How are you different from Coca-Cola, the iphone, and Paris Hilton?

So I was reading this article today

msn.careerbuilder.com: What Do You Have in Common with Coca-Cola, the iPhone, and Paris Hilton?

Which is all about “building your personal brand.”  I have nothing against this article per se, it was all very good advice information, except… except for saying "make yourself remarkable," it said absolutely nothing about building a personal brand.

The very title of the article, which includes the phrase “what do you have in common with…”, kind of runs counter to the whole idea of branding.  What makes you a brand is not what you have in common with anyone.  Your brand is what makes you different.  What makes you different is what makes you a brand.  What you have in common with existing market-domineering brands, in terms of building your brand, is useless to you.

Paris Hilton is a brand, but not because she’s beautiful and rich.  There are lots of women who are just as beautiful and just as rich.  Paris Hilton is a brand because she’s willing to be different.  There are very few women who are that gorgeous and that rich who choose to appear in porno flicks on the Internet.  There are very few women who are that gorgeous and that rich who also occasionally get tossed in the slammer (okay, maybe Martha Stewart, but who ever heard of her?? ;-).  It is these unique elements, and the willingness to flout society’s rules, that make her a brand. 

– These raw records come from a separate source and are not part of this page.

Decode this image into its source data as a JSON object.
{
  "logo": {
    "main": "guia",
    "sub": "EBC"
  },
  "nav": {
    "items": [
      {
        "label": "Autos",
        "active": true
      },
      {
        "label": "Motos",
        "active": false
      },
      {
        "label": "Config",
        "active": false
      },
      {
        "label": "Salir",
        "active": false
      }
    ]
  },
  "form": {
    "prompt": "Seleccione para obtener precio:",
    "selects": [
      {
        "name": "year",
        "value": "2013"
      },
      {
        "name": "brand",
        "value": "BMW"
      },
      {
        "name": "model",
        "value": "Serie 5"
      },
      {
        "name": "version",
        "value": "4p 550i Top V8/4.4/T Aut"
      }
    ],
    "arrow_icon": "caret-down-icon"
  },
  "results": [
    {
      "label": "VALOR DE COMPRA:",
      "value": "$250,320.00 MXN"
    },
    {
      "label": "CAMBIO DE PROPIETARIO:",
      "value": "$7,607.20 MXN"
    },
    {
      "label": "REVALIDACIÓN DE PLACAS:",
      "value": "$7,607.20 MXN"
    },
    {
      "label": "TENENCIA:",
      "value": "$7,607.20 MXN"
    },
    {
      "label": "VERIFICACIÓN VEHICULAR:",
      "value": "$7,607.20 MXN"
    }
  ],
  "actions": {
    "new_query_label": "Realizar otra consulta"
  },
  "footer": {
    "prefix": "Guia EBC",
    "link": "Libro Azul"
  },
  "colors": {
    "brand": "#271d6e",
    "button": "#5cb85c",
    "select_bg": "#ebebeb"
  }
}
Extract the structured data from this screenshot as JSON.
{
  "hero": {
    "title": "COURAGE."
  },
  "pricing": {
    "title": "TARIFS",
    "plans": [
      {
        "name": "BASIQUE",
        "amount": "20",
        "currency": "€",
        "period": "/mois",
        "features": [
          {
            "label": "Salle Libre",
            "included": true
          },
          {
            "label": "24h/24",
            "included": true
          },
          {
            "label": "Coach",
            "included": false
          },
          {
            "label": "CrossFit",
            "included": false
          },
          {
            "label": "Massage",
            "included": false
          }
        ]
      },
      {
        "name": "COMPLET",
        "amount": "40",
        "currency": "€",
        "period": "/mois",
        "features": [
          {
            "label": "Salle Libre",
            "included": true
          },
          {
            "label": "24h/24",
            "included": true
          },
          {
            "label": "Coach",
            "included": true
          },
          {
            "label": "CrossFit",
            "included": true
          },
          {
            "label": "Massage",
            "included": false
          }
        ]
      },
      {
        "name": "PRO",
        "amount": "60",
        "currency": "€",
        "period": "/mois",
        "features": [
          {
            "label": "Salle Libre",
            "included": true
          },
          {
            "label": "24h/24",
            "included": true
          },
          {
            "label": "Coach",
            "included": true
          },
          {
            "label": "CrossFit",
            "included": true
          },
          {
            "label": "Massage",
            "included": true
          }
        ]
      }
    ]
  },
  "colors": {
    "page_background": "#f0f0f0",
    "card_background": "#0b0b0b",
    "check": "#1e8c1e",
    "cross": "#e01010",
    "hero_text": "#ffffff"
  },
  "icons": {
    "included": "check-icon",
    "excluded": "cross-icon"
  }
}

Now bear in mind, I have nothing against schmoozing potential customers via social media.  It’s great, and I do it all the time myself.  But there is a big difference between schmoozing and branding.  Being on facebook or having a blog just makes you what, one of how many tens of millions of people that do the same thing?  Building a brand requires that you emphasize what it is that makes you unique.  This runs counter to most people’s personalities, just about everyone’s training, and primate societies in general.  This is the hard part. 

Again, that’s why I wrote “Principles of Applied Stupidity.”   One of its many purposes is to analyze the insidious forces of conformity training, as all too often they can lead you to being a generic commodity instead of a unique brand. 

Yes, schmooze, but build your brand by daring to be different.